Experte: „Russland hat sich für den Krieg entschieden“
„Interessant ist, welche Territorien Putin jetzt als ‚Neurussland‘ bezeichnet – in der imperialen russischen Geschichte war das der Name für die südliche Ukraine (Odessa)“, schrieb der Russland-Experte Matthäus Wehowski dazu auf der Plattform X. Die „Verhandlungen“ in Moskau hätten „wie erwartet zu nichts“ geführt, fügte der Historiker hinzu. „Russland hat sich für den Krieg entschieden.“
Dass Putin nicht nur die im Donbass liegenden Regionen Luhansk und Donezk, sondern auch die Oblaste Cherson und Saporischschja und sogar die Regionen Odessa und Mykolajiw gemeint haben könnte, legen unterdessen auch die Worte anderer russischer Politiker nahe.
Moskau greift nach Odessa: „Eine russische Stadt“
So erklärte etwa der Duma-Abgeordnete Dmitri Pewzow am Mittwoch, Russland werde den Krieg gegen den „Pseudostaat“ Ukraine vermutlich militärisch beenden, damit die Russen in ihre „angeborenen Ländereien“ in Odessa zurückkehren können.

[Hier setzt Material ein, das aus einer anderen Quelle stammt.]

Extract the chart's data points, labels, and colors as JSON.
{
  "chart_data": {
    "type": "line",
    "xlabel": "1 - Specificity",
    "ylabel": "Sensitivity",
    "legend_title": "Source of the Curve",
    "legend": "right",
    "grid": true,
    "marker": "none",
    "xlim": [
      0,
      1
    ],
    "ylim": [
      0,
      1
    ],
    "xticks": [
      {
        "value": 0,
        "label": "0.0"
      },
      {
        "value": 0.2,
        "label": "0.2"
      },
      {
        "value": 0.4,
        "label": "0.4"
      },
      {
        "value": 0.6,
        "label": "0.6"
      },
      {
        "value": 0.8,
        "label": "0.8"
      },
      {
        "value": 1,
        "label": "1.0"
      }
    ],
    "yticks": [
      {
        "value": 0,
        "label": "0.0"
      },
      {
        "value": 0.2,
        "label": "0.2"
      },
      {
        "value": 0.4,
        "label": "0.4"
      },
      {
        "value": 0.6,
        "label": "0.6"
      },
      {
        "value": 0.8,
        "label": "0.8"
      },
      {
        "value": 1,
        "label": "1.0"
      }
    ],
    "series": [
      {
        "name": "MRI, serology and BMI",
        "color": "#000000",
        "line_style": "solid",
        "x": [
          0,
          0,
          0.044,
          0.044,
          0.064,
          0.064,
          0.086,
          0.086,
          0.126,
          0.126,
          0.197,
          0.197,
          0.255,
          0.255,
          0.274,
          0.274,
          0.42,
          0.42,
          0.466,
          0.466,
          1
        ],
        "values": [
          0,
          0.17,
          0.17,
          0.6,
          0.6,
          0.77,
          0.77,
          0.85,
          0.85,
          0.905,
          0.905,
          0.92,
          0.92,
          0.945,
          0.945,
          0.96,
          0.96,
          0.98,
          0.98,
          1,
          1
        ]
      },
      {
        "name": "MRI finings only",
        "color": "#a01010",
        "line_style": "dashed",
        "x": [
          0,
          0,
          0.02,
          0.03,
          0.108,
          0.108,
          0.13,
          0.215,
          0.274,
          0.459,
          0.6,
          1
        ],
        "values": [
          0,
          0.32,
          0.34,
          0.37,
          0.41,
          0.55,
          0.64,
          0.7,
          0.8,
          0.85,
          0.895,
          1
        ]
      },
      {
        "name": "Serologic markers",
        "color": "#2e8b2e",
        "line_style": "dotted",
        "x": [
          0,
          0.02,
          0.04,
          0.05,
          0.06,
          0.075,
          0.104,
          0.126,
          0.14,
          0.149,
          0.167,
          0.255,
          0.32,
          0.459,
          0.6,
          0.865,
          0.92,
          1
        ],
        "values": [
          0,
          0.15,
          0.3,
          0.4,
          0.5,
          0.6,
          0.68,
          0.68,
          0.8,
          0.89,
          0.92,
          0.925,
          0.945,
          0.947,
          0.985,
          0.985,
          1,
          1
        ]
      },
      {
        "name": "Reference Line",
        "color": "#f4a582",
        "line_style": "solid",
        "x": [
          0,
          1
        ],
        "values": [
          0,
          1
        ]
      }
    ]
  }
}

Der ehemalige Ministerpräsident Sergej Stepaschin erklärte derweil, Odessa und die angrenzende Region Mykolajiw sollten „freiwillig“ wieder ein Teil Russlands werden. Kremlchef Putin hatte bereits vor rund zwei Jahren erklärt: „Odessa ist eine russische Stadt. Wir wissen das. Jeder weiß das.“
US-Analysten: Russland will Sieg als unvermeidlich darstellen
„Diese jüngsten russischen Gebietsansprüche und Drohungen gegen die Schwarzmeerregion sind weder neu noch Einzelfälle, sondern folgen wiederholten Äußerungen in der Vergangenheit, auch von Putin selbst“, hieß es dementsprechend in einer Analyse des amerikanischen Instituts für Kriegsstudien.
Dass Russland dieses Narrativ wiederbelebt, ziele wahrscheinlich darauf ab, die laufende „kognitive Kriegsführung des Kremls zu unterstützen“ und Russland als„ fähig darzustellen, den Krieg in die Länge zu ziehen“. Moskau wolle den Eindruck hinterlassen, dass ein „russischer Sieg letztlich unvermeidlich“ sei, hieß es weiter von den US-Analysten.

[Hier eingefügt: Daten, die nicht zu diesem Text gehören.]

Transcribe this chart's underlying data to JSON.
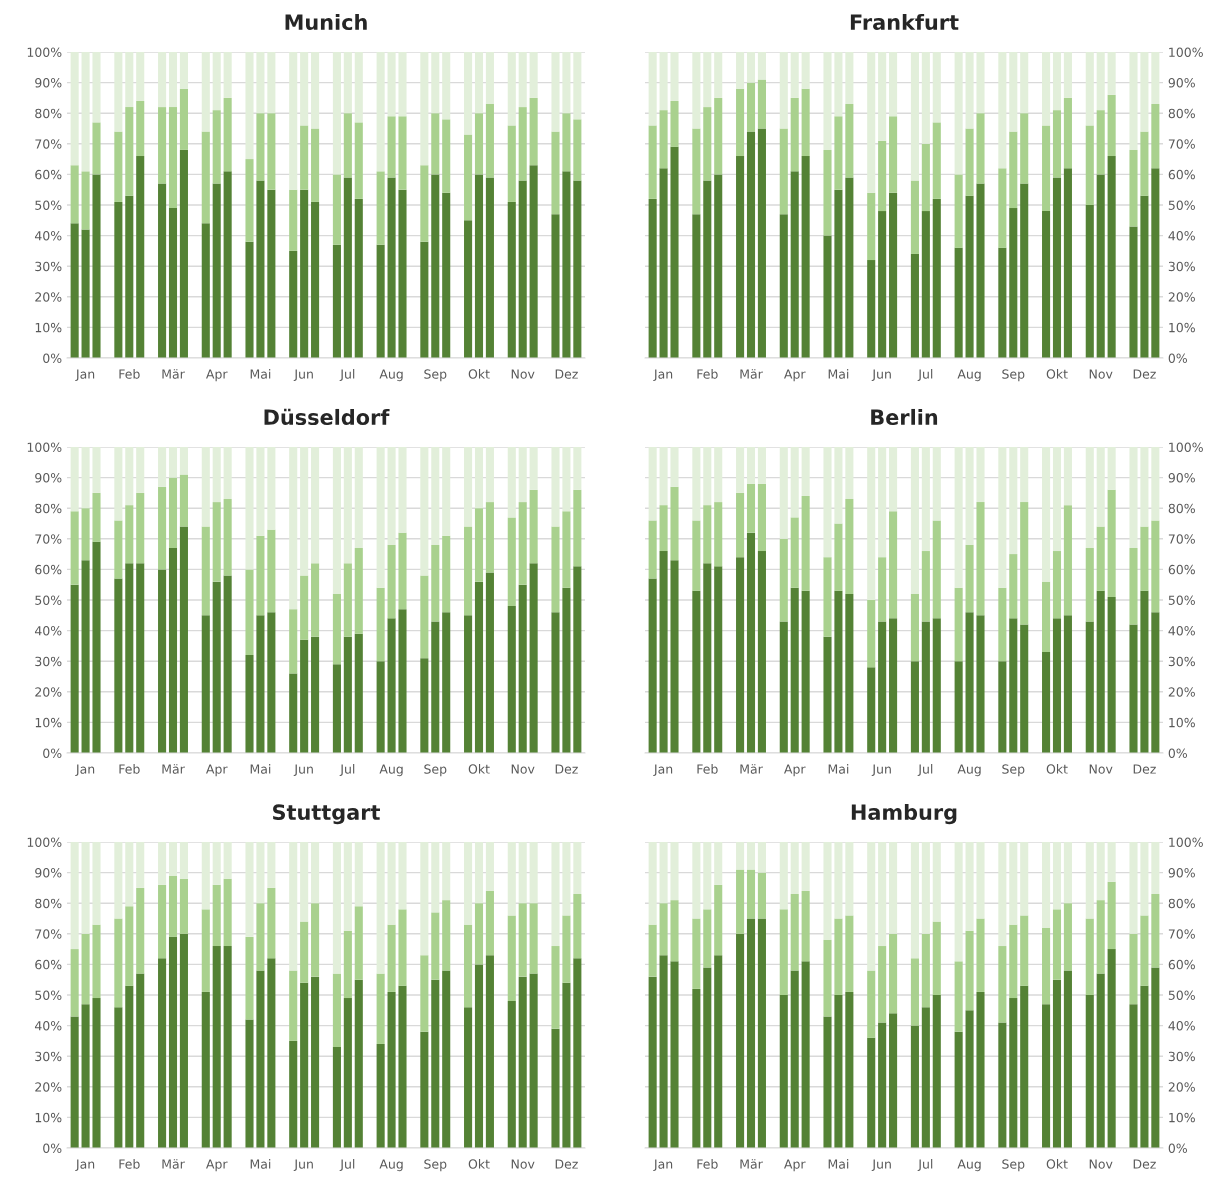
{
  "chart_data": [
    {
      "type": "bar",
      "title": "Munich",
      "stacked": true,
      "grid": "y",
      "categories": [
        null,
        "Jan",
        null,
        null,
        null,
        "Feb",
        null,
        null,
        null,
        "Mär",
        null,
        null,
        null,
        "Apr",
        null,
        null,
        null,
        "Mai",
        null,
        null,
        null,
        "Jun",
        null,
        null,
        null,
        "Jul",
        null,
        null,
        null,
        "Aug",
        null,
        null,
        null,
        "Sep",
        null,
        null,
        null,
        "Okt",
        null,
        null,
        null,
        "Nov",
        null,
        null,
        null,
        "Dez",
        null
      ],
      "ylim": [
        0,
        100
      ],
      "yticks": [
        {
          "value": 0,
          "label": "0%"
        },
        {
          "value": 10,
          "label": "10%"
        },
        {
          "value": 20,
          "label": "20%"
        },
        {
          "value": 30,
          "label": "30%"
        },
        {
          "value": 40,
          "label": "40%"
        },
        {
          "value": 50,
          "label": "50%"
        },
        {
          "value": 60,
          "label": "60%"
        },
        {
          "value": 70,
          "label": "70%"
        },
        {
          "value": 80,
          "label": "80%"
        },
        {
          "value": 90,
          "label": "90%"
        },
        {
          "value": 100,
          "label": "100%"
        }
      ],
      "series": [
        {
          "color": "#548235",
          "values": [
            44,
            42,
            60,
            null,
            51,
            53,
            66,
            null,
            57,
            49,
            68,
            null,
            44,
            57,
            61,
            null,
            38,
            58,
            55,
            null,
            35,
            55,
            51,
            null,
            37,
            59,
            52,
            null,
            37,
            59,
            55,
            null,
            38,
            60,
            54,
            null,
            45,
            60,
            59,
            null,
            51,
            58,
            63,
            null,
            47,
            61,
            58
          ]
        },
        {
          "color": "#a9d18e",
          "values": [
            19,
            19,
            17,
            null,
            23,
            29,
            18,
            null,
            25,
            33,
            20,
            null,
            30,
            24,
            24,
            null,
            27,
            22,
            25,
            null,
            20,
            21,
            24,
            null,
            23,
            21,
            25,
            null,
            24,
            20,
            24,
            null,
            25,
            20,
            24,
            null,
            28,
            20,
            24,
            null,
            25,
            24,
            22,
            null,
            27,
            19,
            20
          ]
        },
        {
          "color": "#e2efda",
          "values": [
            37,
            39,
            23,
            null,
            26,
            18,
            16,
            null,
            18,
            18,
            12,
            null,
            26,
            19,
            15,
            null,
            35,
            20,
            20,
            null,
            45,
            24,
            25,
            null,
            40,
            20,
            23,
            null,
            39,
            21,
            21,
            null,
            37,
            20,
            22,
            null,
            27,
            20,
            17,
            null,
            24,
            18,
            15,
            null,
            26,
            20,
            22
          ]
        }
      ]
    },
    {
      "type": "bar",
      "title": "Frankfurt",
      "stacked": true,
      "grid": "y",
      "categories": [
        null,
        "Jan",
        null,
        null,
        null,
        "Feb",
        null,
        null,
        null,
        "Mär",
        null,
        null,
        null,
        "Apr",
        null,
        null,
        null,
        "Mai",
        null,
        null,
        null,
        "Jun",
        null,
        null,
        null,
        "Jul",
        null,
        null,
        null,
        "Aug",
        null,
        null,
        null,
        "Sep",
        null,
        null,
        null,
        "Okt",
        null,
        null,
        null,
        "Nov",
        null,
        null,
        null,
        "Dez",
        null
      ],
      "y2lim": [
        0,
        100
      ],
      "y2ticks": [
        {
          "value": 0,
          "label": "0%"
        },
        {
          "value": 10,
          "label": "10%"
        },
        {
          "value": 20,
          "label": "20%"
        },
        {
          "value": 30,
          "label": "30%"
        },
        {
          "value": 40,
          "label": "40%"
        },
        {
          "value": 50,
          "label": "50%"
        },
        {
          "value": 60,
          "label": "60%"
        },
        {
          "value": 70,
          "label": "70%"
        },
        {
          "value": 80,
          "label": "80%"
        },
        {
          "value": 90,
          "label": "90%"
        },
        {
          "value": 100,
          "label": "100%"
        }
      ],
      "series": [
        {
          "color": "#548235",
          "axis": "y2",
          "values": [
            52,
            62,
            69,
            null,
            47,
            58,
            60,
            null,
            66,
            74,
            75,
            null,
            47,
            61,
            66,
            null,
            40,
            55,
            59,
            null,
            32,
            48,
            54,
            null,
            34,
            48,
            52,
            null,
            36,
            53,
            57,
            null,
            36,
            49,
            57,
            null,
            48,
            59,
            62,
            null,
            50,
            60,
            66,
            null,
            43,
            53,
            62
          ]
        },
        {
          "color": "#a9d18e",
          "axis": "y2",
          "values": [
            24,
            19,
            15,
            null,
            28,
            24,
            25,
            null,
            22,
            16,
            16,
            null,
            28,
            24,
            22,
            null,
            28,
            24,
            24,
            null,
            22,
            23,
            25,
            null,
            24,
            22,
            25,
            null,
            24,
            22,
            23,
            null,
            26,
            25,
            23,
            null,
            28,
            22,
            23,
            null,
            26,
            21,
            20,
            null,
            25,
            21,
            21
          ]
        },
        {
          "color": "#e2efda",
          "axis": "y2",
          "values": [
            24,
            19,
            16,
            null,
            25,
            18,
            15,
            null,
            12,
            10,
            9,
            null,
            25,
            15,
            12,
            null,
            32,
            21,
            17,
            null,
            46,
            29,
            21,
            null,
            42,
            30,
            23,
            null,
            40,
            25,
            20,
            null,
            38,
            26,
            20,
            null,
            24,
            19,
            15,
            null,
            24,
            19,
            14,
            null,
            32,
            26,
            17
          ]
        }
      ]
    },
    {
      "type": "bar",
      "title": "Düsseldorf",
      "stacked": true,
      "grid": "y",
      "categories": [
        null,
        "Jan",
        null,
        null,
        null,
        "Feb",
        null,
        null,
        null,
        "Mär",
        null,
        null,
        null,
        "Apr",
        null,
        null,
        null,
        "Mai",
        null,
        null,
        null,
        "Jun",
        null,
        null,
        null,
        "Jul",
        null,
        null,
        null,
        "Aug",
        null,
        null,
        null,
        "Sep",
        null,
        null,
        null,
        "Okt",
        null,
        null,
        null,
        "Nov",
        null,
        null,
        null,
        "Dez",
        null
      ],
      "ylim": [
        0,
        100
      ],
      "yticks": [
        {
          "value": 0,
          "label": "0%"
        },
        {
          "value": 10,
          "label": "10%"
        },
        {
          "value": 20,
          "label": "20%"
        },
        {
          "value": 30,
          "label": "30%"
        },
        {
          "value": 40,
          "label": "40%"
        },
        {
          "value": 50,
          "label": "50%"
        },
        {
          "value": 60,
          "label": "60%"
        },
        {
          "value": 70,
          "label": "70%"
        },
        {
          "value": 80,
          "label": "80%"
        },
        {
          "value": 90,
          "label": "90%"
        },
        {
          "value": 100,
          "label": "100%"
        }
      ],
      "series": [
        {
          "color": "#548235",
          "values": [
            55,
            63,
            69,
            null,
            57,
            62,
            62,
            null,
            60,
            67,
            74,
            null,
            45,
            56,
            58,
            null,
            32,
            45,
            46,
            null,
            26,
            37,
            38,
            null,
            29,
            38,
            39,
            null,
            30,
            44,
            47,
            null,
            31,
            43,
            46,
            null,
            45,
            56,
            59,
            null,
            48,
            55,
            62,
            null,
            46,
            54,
            61
          ]
        },
        {
          "color": "#a9d18e",
          "values": [
            24,
            17,
            16,
            null,
            19,
            19,
            23,
            null,
            27,
            23,
            17,
            null,
            29,
            26,
            25,
            null,
            28,
            26,
            27,
            null,
            21,
            21,
            24,
            null,
            23,
            24,
            28,
            null,
            24,
            24,
            25,
            null,
            27,
            25,
            25,
            null,
            29,
            24,
            23,
            null,
            29,
            27,
            24,
            null,
            28,
            25,
            25
          ]
        },
        {
          "color": "#e2efda",
          "values": [
            21,
            20,
            15,
            null,
            24,
            19,
            15,
            null,
            13,
            10,
            9,
            null,
            26,
            18,
            17,
            null,
            40,
            29,
            27,
            null,
            53,
            42,
            38,
            null,
            48,
            38,
            33,
            null,
            46,
            32,
            28,
            null,
            42,
            32,
            29,
            null,
            26,
            20,
            18,
            null,
            23,
            18,
            14,
            null,
            26,
            21,
            14
          ]
        }
      ]
    },
    {
      "type": "bar",
      "title": "Berlin",
      "stacked": true,
      "grid": "y",
      "categories": [
        null,
        "Jan",
        null,
        null,
        null,
        "Feb",
        null,
        null,
        null,
        "Mär",
        null,
        null,
        null,
        "Apr",
        null,
        null,
        null,
        "Mai",
        null,
        null,
        null,
        "Jun",
        null,
        null,
        null,
        "Jul",
        null,
        null,
        null,
        "Aug",
        null,
        null,
        null,
        "Sep",
        null,
        null,
        null,
        "Okt",
        null,
        null,
        null,
        "Nov",
        null,
        null,
        null,
        "Dez",
        null
      ],
      "y2lim": [
        0,
        100
      ],
      "y2ticks": [
        {
          "value": 0,
          "label": "0%"
        },
        {
          "value": 10,
          "label": "10%"
        },
        {
          "value": 20,
          "label": "20%"
        },
        {
          "value": 30,
          "label": "30%"
        },
        {
          "value": 40,
          "label": "40%"
        },
        {
          "value": 50,
          "label": "50%"
        },
        {
          "value": 60,
          "label": "60%"
        },
        {
          "value": 70,
          "label": "70%"
        },
        {
          "value": 80,
          "label": "80%"
        },
        {
          "value": 90,
          "label": "90%"
        },
        {
          "value": 100,
          "label": "100%"
        }
      ],
      "series": [
        {
          "color": "#548235",
          "axis": "y2",
          "values": [
            57,
            66,
            63,
            null,
            53,
            62,
            61,
            null,
            64,
            72,
            66,
            null,
            43,
            54,
            53,
            null,
            38,
            53,
            52,
            null,
            28,
            43,
            44,
            null,
            30,
            43,
            44,
            null,
            30,
            46,
            45,
            null,
            30,
            44,
            42,
            null,
            33,
            44,
            45,
            null,
            43,
            53,
            51,
            null,
            42,
            53,
            46
          ]
        },
        {
          "color": "#a9d18e",
          "axis": "y2",
          "values": [
            19,
            15,
            24,
            null,
            23,
            19,
            21,
            null,
            21,
            16,
            22,
            null,
            27,
            23,
            31,
            null,
            26,
            22,
            31,
            null,
            22,
            21,
            35,
            null,
            22,
            23,
            32,
            null,
            24,
            22,
            37,
            null,
            24,
            21,
            40,
            null,
            23,
            22,
            36,
            null,
            24,
            21,
            35,
            null,
            25,
            21,
            30
          ]
        },
        {
          "color": "#e2efda",
          "axis": "y2",
          "values": [
            24,
            19,
            13,
            null,
            24,
            19,
            18,
            null,
            15,
            12,
            12,
            null,
            30,
            23,
            16,
            null,
            36,
            25,
            17,
            null,
            50,
            36,
            21,
            null,
            48,
            34,
            24,
            null,
            46,
            32,
            18,
            null,
            46,
            35,
            18,
            null,
            44,
            34,
            19,
            null,
            33,
            26,
            14,
            null,
            33,
            26,
            24
          ]
        }
      ]
    },
    {
      "type": "bar",
      "title": "Stuttgart",
      "stacked": true,
      "grid": "y",
      "categories": [
        null,
        "Jan",
        null,
        null,
        null,
        "Feb",
        null,
        null,
        null,
        "Mär",
        null,
        null,
        null,
        "Apr",
        null,
        null,
        null,
        "Mai",
        null,
        null,
        null,
        "Jun",
        null,
        null,
        null,
        "Jul",
        null,
        null,
        null,
        "Aug",
        null,
        null,
        null,
        "Sep",
        null,
        null,
        null,
        "Okt",
        null,
        null,
        null,
        "Nov",
        null,
        null,
        null,
        "Dez",
        null
      ],
      "ylim": [
        0,
        100
      ],
      "yticks": [
        {
          "value": 0,
          "label": "0%"
        },
        {
          "value": 10,
          "label": "10%"
        },
        {
          "value": 20,
          "label": "20%"
        },
        {
          "value": 30,
          "label": "30%"
        },
        {
          "value": 40,
          "label": "40%"
        },
        {
          "value": 50,
          "label": "50%"
        },
        {
          "value": 60,
          "label": "60%"
        },
        {
          "value": 70,
          "label": "70%"
        },
        {
          "value": 80,
          "label": "80%"
        },
        {
          "value": 90,
          "label": "90%"
        },
        {
          "value": 100,
          "label": "100%"
        }
      ],
      "series": [
        {
          "color": "#548235",
          "values": [
            43,
            47,
            49,
            null,
            46,
            53,
            57,
            null,
            62,
            69,
            70,
            null,
            51,
            66,
            66,
            null,
            42,
            58,
            62,
            null,
            35,
            54,
            56,
            null,
            33,
            49,
            55,
            null,
            34,
            51,
            53,
            null,
            38,
            55,
            58,
            null,
            46,
            60,
            63,
            null,
            48,
            56,
            57,
            null,
            39,
            54,
            62
          ]
        },
        {
          "color": "#a9d18e",
          "values": [
            22,
            23,
            24,
            null,
            29,
            26,
            28,
            null,
            24,
            20,
            18,
            null,
            27,
            20,
            22,
            null,
            27,
            22,
            23,
            null,
            23,
            20,
            24,
            null,
            24,
            22,
            24,
            null,
            23,
            22,
            25,
            null,
            25,
            22,
            23,
            null,
            27,
            20,
            21,
            null,
            28,
            24,
            23,
            null,
            27,
            22,
            21
          ]
        },
        {
          "color": "#e2efda",
          "values": [
            35,
            30,
            27,
            null,
            25,
            21,
            15,
            null,
            14,
            11,
            12,
            null,
            22,
            14,
            12,
            null,
            31,
            20,
            15,
            null,
            42,
            26,
            20,
            null,
            43,
            29,
            21,
            null,
            43,
            27,
            22,
            null,
            37,
            23,
            19,
            null,
            27,
            20,
            16,
            null,
            24,
            20,
            20,
            null,
            34,
            24,
            17
          ]
        }
      ]
    },
    {
      "type": "bar",
      "title": "Hamburg",
      "stacked": true,
      "grid": "y",
      "categories": [
        null,
        "Jan",
        null,
        null,
        null,
        "Feb",
        null,
        null,
        null,
        "Mär",
        null,
        null,
        null,
        "Apr",
        null,
        null,
        null,
        "Mai",
        null,
        null,
        null,
        "Jun",
        null,
        null,
        null,
        "Jul",
        null,
        null,
        null,
        "Aug",
        null,
        null,
        null,
        "Sep",
        null,
        null,
        null,
        "Okt",
        null,
        null,
        null,
        "Nov",
        null,
        null,
        null,
        "Dez",
        null
      ],
      "y2lim": [
        0,
        100
      ],
      "y2ticks": [
        {
          "value": 0,
          "label": "0%"
        },
        {
          "value": 10,
          "label": "10%"
        },
        {
          "value": 20,
          "label": "20%"
        },
        {
          "value": 30,
          "label": "30%"
        },
        {
          "value": 40,
          "label": "40%"
        },
        {
          "value": 50,
          "label": "50%"
        },
        {
          "value": 60,
          "label": "60%"
        },
        {
          "value": 70,
          "label": "70%"
        },
        {
          "value": 80,
          "label": "80%"
        },
        {
          "value": 90,
          "label": "90%"
        },
        {
          "value": 100,
          "label": "100%"
        }
      ],
      "series": [
        {
          "color": "#548235",
          "axis": "y2",
          "values": [
            56,
            63,
            61,
            null,
            52,
            59,
            63,
            null,
            70,
            75,
            75,
            null,
            50,
            58,
            61,
            null,
            43,
            50,
            51,
            null,
            36,
            41,
            44,
            null,
            40,
            46,
            50,
            null,
            38,
            45,
            51,
            null,
            41,
            49,
            53,
            null,
            47,
            55,
            58,
            null,
            50,
            57,
            65,
            null,
            47,
            53,
            59
          ]
        },
        {
          "color": "#a9d18e",
          "axis": "y2",
          "values": [
            17,
            17,
            20,
            null,
            23,
            19,
            23,
            null,
            21,
            16,
            15,
            null,
            28,
            25,
            23,
            null,
            25,
            25,
            25,
            null,
            22,
            25,
            26,
            null,
            22,
            24,
            24,
            null,
            23,
            26,
            24,
            null,
            25,
            24,
            23,
            null,
            25,
            23,
            22,
            null,
            25,
            24,
            22,
            null,
            23,
            23,
            24
          ]
        },
        {
          "color": "#e2efda",
          "axis": "y2",
          "values": [
            27,
            20,
            19,
            null,
            25,
            22,
            14,
            null,
            9,
            9,
            10,
            null,
            22,
            17,
            16,
            null,
            32,
            25,
            24,
            null,
            42,
            34,
            30,
            null,
            38,
            30,
            26,
            null,
            39,
            29,
            25,
            null,
            34,
            27,
            24,
            null,
            28,
            22,
            20,
            null,
            25,
            19,
            13,
            null,
            30,
            24,
            17
          ]
        }
      ]
    }
  ]
}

Marco Rubio: Moskau der „schwierigste Gesprächspartner“
Die bedrohlichen Worte aus Moskau bleiben unterdessen auch der US-Regierung nicht verborgen, deren diplomatischen Vorstoß Russland nach fünf Stunden langen Gesprächen im Kreml zurückgewiesen hatte. Der amerikanische „Friedensplan“ könne zwar eine Diskussionsgrundlage sein, einige Teile davon seien für Moskau jedoch inakzeptabel, hatte Putins Berater Juri Uschakow erklärt.
US-Außenminister Marco Rubio bezeichnete Russland daraufhin in einem Gespräch mit Fox News als den „schwierigsten Gesprächspartner“ bei den Verhandlungen über einen Frieden in der Ukraine. Gleichzeitig wächst in den USA weiter die Kritik am Vorgehen der US-Regierung, deren ursprünglicher „Friedensplan“ für einen Aufschrei im Westen gesorgt hatte. Dort war oftmals von einem „prorussischen“ Entwurf oder einem „Kapitulationsangebot“ an die Ukraine die Rede gewesen.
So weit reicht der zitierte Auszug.